A safety valve is a valve that acts as a fail-safe. An example of safety valve is a pressure relief valve (PRV), which automatically releases a substance from a boiler, pressure vessel, or other system, when the pressure or temperature exceeds preset limits. Pilot-operated relief valves are a specialized type of pressure safety valve. A leak tight, lower cost, single emergency use option would be a rupture disk.
Safety valves were first developed for use on steam boilers during the Industrial Revolution. Early boilers operating without them were prone to explosion unless carefully operated.

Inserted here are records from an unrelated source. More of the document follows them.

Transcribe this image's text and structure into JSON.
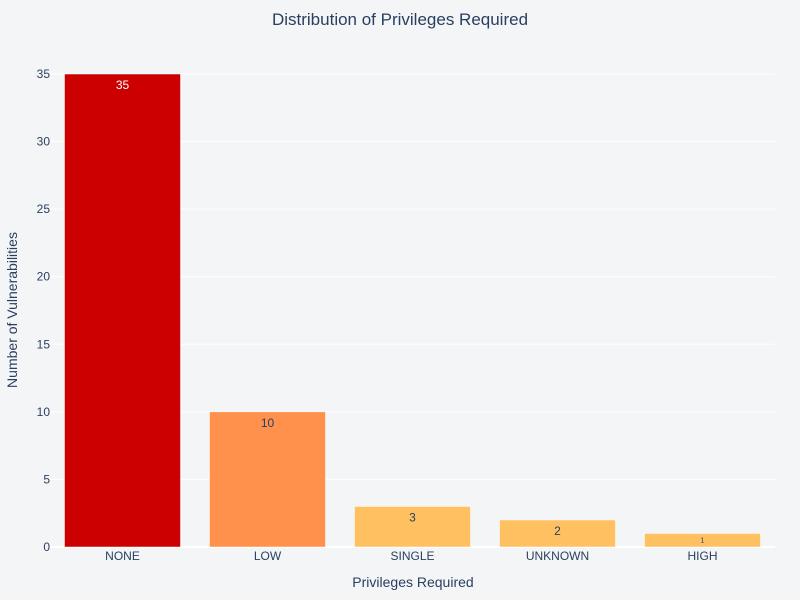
{
  "chart_data": {
    "type": "bar",
    "title": "Distribution of Privileges Required",
    "xlabel": "Privileges Required",
    "ylabel": "Number of Vulnerabilities",
    "categories": [
      "NONE",
      "LOW",
      "SINGLE",
      "UNKNOWN",
      "HIGH"
    ],
    "values": [
      35,
      10,
      3,
      2,
      1
    ],
    "data_labels": [
      "35",
      "10",
      "3",
      "2",
      "1"
    ],
    "colors": [
      "#cc0000",
      "#ff914d",
      "#ffc062",
      "#ffc062",
      "#ffc062"
    ],
    "ylim": [
      0,
      35
    ],
    "yticks": [
      0,
      5,
      10,
      15,
      20,
      25,
      30,
      35
    ],
    "grid": true,
    "legend": "none"
  }
}
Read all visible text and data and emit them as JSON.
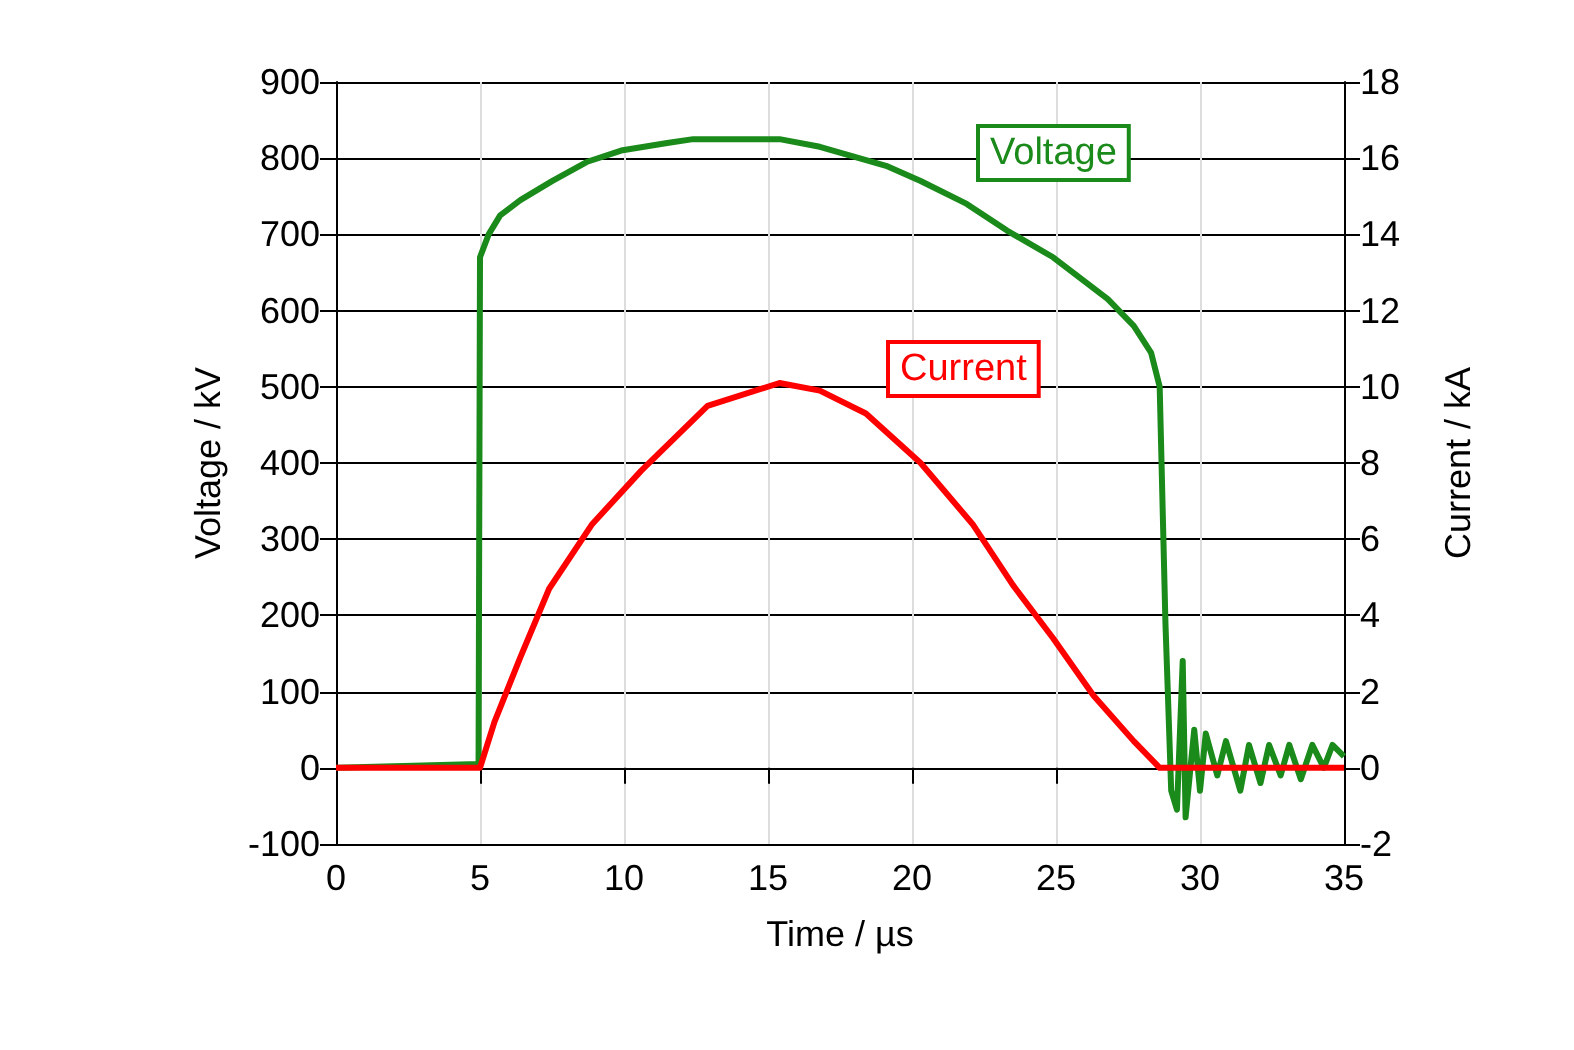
{
  "chart_data": {
    "type": "line",
    "xlabel": "Time / µs",
    "ylabel": "Voltage / kV",
    "y2label": "Current / kA",
    "xlim": [
      0,
      35
    ],
    "xticks": [
      0,
      5,
      10,
      15,
      20,
      25,
      30,
      35
    ],
    "ylim": [
      -100,
      900
    ],
    "yticks": [
      -100,
      0,
      100,
      200,
      300,
      400,
      500,
      600,
      700,
      800,
      900
    ],
    "y2lim": [
      -2,
      18
    ],
    "y2ticks": [
      -2,
      0,
      2,
      4,
      6,
      8,
      10,
      12,
      14,
      16,
      18
    ],
    "grid": true,
    "legend": false,
    "marker": "none",
    "line_style": "solid",
    "series": [
      {
        "name": "Voltage",
        "color": "#1a8a1a",
        "x": [
          0,
          4.95,
          5,
          5.3,
          5.7,
          6.4,
          7.5,
          8.7,
          9.9,
          11.5,
          12.4,
          15.4,
          16.8,
          19.1,
          20.3,
          21.9,
          23.3,
          24.9,
          26.8,
          27.7,
          28.3,
          28.6,
          28.8,
          29.0,
          29.2,
          29.4,
          29.5,
          29.8,
          30.0,
          30.2,
          30.6,
          30.9,
          31.4,
          31.7,
          32.1,
          32.4,
          32.8,
          33.1,
          33.5,
          33.9,
          34.3,
          34.6,
          35
        ],
        "values": [
          0,
          5,
          670,
          700,
          725,
          745,
          770,
          795,
          810,
          820,
          825,
          825,
          815,
          790,
          770,
          740,
          705,
          670,
          615,
          580,
          545,
          500,
          190,
          -30,
          -55,
          140,
          -65,
          50,
          -30,
          45,
          -10,
          35,
          -30,
          30,
          -20,
          30,
          -10,
          30,
          -15,
          30,
          0,
          30,
          15
        ]
      },
      {
        "name": "Current",
        "color": "#ff0000",
        "axis": "y2",
        "x": [
          0,
          5,
          5.5,
          6.4,
          7.4,
          8.9,
          10.6,
          12.9,
          15.4,
          16.8,
          18.4,
          20.3,
          22.1,
          23.5,
          24.9,
          26.3,
          27.7,
          28.6,
          35
        ],
        "values": [
          0,
          0,
          1.2,
          2.9,
          4.7,
          6.4,
          7.8,
          9.5,
          10.1,
          9.9,
          9.3,
          8.0,
          6.4,
          4.8,
          3.4,
          1.9,
          0.7,
          0,
          0
        ]
      }
    ]
  }
}
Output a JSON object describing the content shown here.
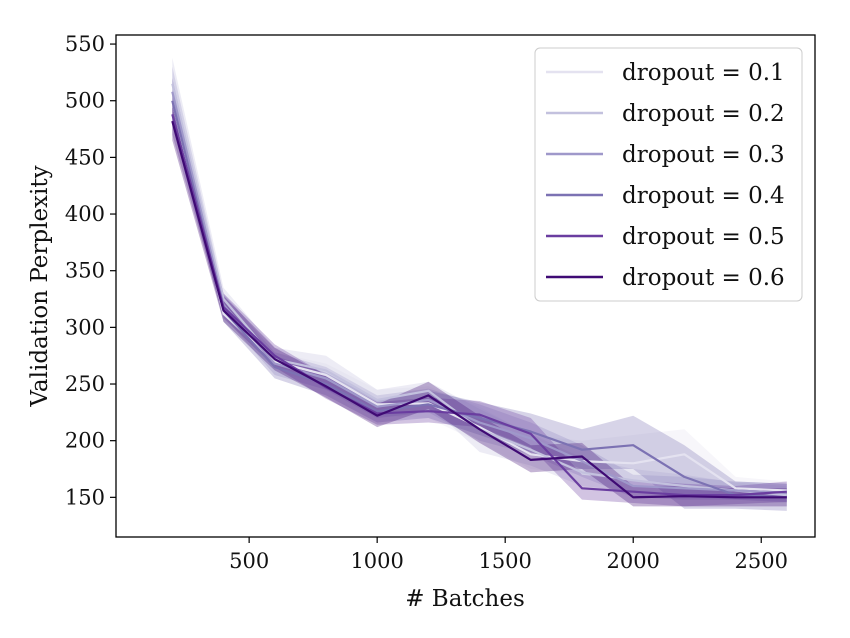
{
  "chart_data": {
    "type": "line",
    "title": "",
    "xlabel": "# Batches",
    "ylabel": "Validation Perplexity",
    "xlim": [
      -20,
      2710
    ],
    "ylim": [
      115,
      558
    ],
    "xticks": [
      500,
      1000,
      1500,
      2000,
      2500
    ],
    "yticks": [
      150,
      200,
      250,
      300,
      350,
      400,
      450,
      500,
      550
    ],
    "legend_position": "top-right",
    "grid": false,
    "x": [
      200,
      400,
      600,
      800,
      1000,
      1200,
      1400,
      1600,
      1800,
      2000,
      2200,
      2400,
      2600
    ],
    "series": [
      {
        "name": "dropout = 0.1",
        "color": "#e4e2f0",
        "values": [
          500,
          312,
          270,
          258,
          232,
          233,
          212,
          188,
          182,
          180,
          188,
          158,
          156
        ],
        "lower": [
          482,
          305,
          262,
          248,
          222,
          220,
          198,
          175,
          170,
          165,
          160,
          150,
          148
        ],
        "upper": [
          520,
          322,
          278,
          268,
          245,
          248,
          230,
          205,
          200,
          205,
          210,
          168,
          164
        ]
      },
      {
        "name": "dropout = 0.2",
        "color": "#c3c1de",
        "values": [
          515,
          325,
          272,
          262,
          236,
          244,
          210,
          192,
          172,
          165,
          160,
          156,
          152
        ],
        "lower": [
          495,
          315,
          264,
          250,
          226,
          232,
          190,
          178,
          160,
          155,
          150,
          148,
          145
        ],
        "upper": [
          538,
          335,
          282,
          275,
          245,
          252,
          228,
          206,
          185,
          175,
          170,
          163,
          160
        ]
      },
      {
        "name": "dropout = 0.3",
        "color": "#9f98ca",
        "values": [
          508,
          320,
          268,
          255,
          230,
          236,
          216,
          202,
          182,
          160,
          158,
          156,
          154
        ],
        "lower": [
          488,
          310,
          258,
          245,
          220,
          225,
          200,
          188,
          168,
          150,
          148,
          148,
          146
        ],
        "upper": [
          530,
          330,
          278,
          265,
          240,
          246,
          232,
          216,
          196,
          170,
          168,
          164,
          162
        ]
      },
      {
        "name": "dropout = 0.4",
        "color": "#7c72b3",
        "values": [
          500,
          315,
          265,
          250,
          226,
          232,
          220,
          208,
          192,
          196,
          168,
          152,
          150
        ],
        "lower": [
          480,
          305,
          255,
          240,
          216,
          220,
          205,
          190,
          175,
          175,
          140,
          140,
          138
        ],
        "upper": [
          520,
          326,
          275,
          260,
          236,
          244,
          234,
          224,
          210,
          222,
          196,
          164,
          162
        ]
      },
      {
        "name": "dropout = 0.5",
        "color": "#6a3da0",
        "values": [
          488,
          318,
          275,
          247,
          224,
          226,
          223,
          206,
          158,
          155,
          152,
          152,
          155
        ],
        "lower": [
          470,
          308,
          265,
          237,
          214,
          216,
          212,
          194,
          148,
          145,
          142,
          144,
          146
        ],
        "upper": [
          505,
          330,
          285,
          258,
          234,
          238,
          235,
          220,
          170,
          165,
          162,
          160,
          164
        ]
      },
      {
        "name": "dropout = 0.6",
        "color": "#3f0a74",
        "values": [
          482,
          315,
          272,
          248,
          222,
          240,
          210,
          183,
          186,
          150,
          151,
          150,
          150
        ],
        "lower": [
          465,
          305,
          262,
          238,
          212,
          228,
          198,
          172,
          175,
          142,
          142,
          142,
          142
        ],
        "upper": [
          500,
          328,
          282,
          258,
          232,
          252,
          222,
          196,
          198,
          160,
          160,
          158,
          158
        ]
      }
    ]
  }
}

Vacuum safety valves (or combined pressure/vacuum safety valves) are used to prevent a tank from collapsing while it is being emptied, or when cold rinse water is used after hot CIP (clean-in-place) or SIP (sterilization-in-place) procedures. When sizing a vacuum safety valve, the calculation method is not defined in any norm, particularly in the hot CIP / cold water scenario, but some manufacturers have developed sizing simulations.
Function and design
The earliest and simplest safety valve was used on a 1679 steam digester and utilized a weight to retain the steam pressure (this design is still commonly used on pressure cookers); however, these were easily tampered with or accidentally released. On the Stockton and Darlington Railway, the safety valve tended to go off when the engine hit a bump in the track. A valve less sensitive to sudden accelerations used a spring to contain the steam pressure, but these (based on a Salter spring balance) could still be screwed down to increase the pressure beyond design limits. This dangerous practice was sometimes used to marginally increase the performance of a steam engine. In 1856, John Ramsbottom invented a tamper-proof spring safety valve that became universal on railways. The Ramsbottom valve consisted of two plug-type valves connected to each other by a spring-laden pivoting arm, with one valve element on either side of the pivot. Any adjustment made to one of valves in an attempt to increase its operating pressure would cause the other valve to be lifted off its seat, regardless of how the adjustment was attempted. The pivot point on the arm was not symmetrically between the valves, so any tightening of the spring would cause one of the valves to lift. Only by removing and disassembling the entire valve assembly could its operating pressure be adjusted, making impromptu 'tying down' of the valve by locomotive crews in search of more power impossible. The pivoting arm was commonly extended into a handle shape and fed back into the locomotive cab, allowing crews to 'rock' both valves off their seats to confirm they were set and operating correctly.
Safety valves also evolved to protect equipment such as pressure vessels (fired or not) and heat exchangers. The term safety valve should be limited to compressible fluid applications (gas, vapour, or steam).
The two general types of protection encountered in industry are thermal protection and flow protection.
For liquid-packed vessels, thermal relief valves are generally characterized by the relatively small size of the valve necessary to provide protection from excess pressure caused by thermal expansion. In this case a small valve is adequate because most liquids are nearly incompressible, and so a relatively small amount of fluid discharged through the relief valve will produce a substantial reduction in pressure.
Flow protection is characterized by safety valves that are considerably larger than those mounted for thermal protection. They are generally sized for use in situations where significant quantities of gas or high volumes of liquid must be quickly discharged in order to protect the integrity of the vessel or pipeline. This protection can alternatively be achieved by installing a high integrity pressure protection system (HIPPS).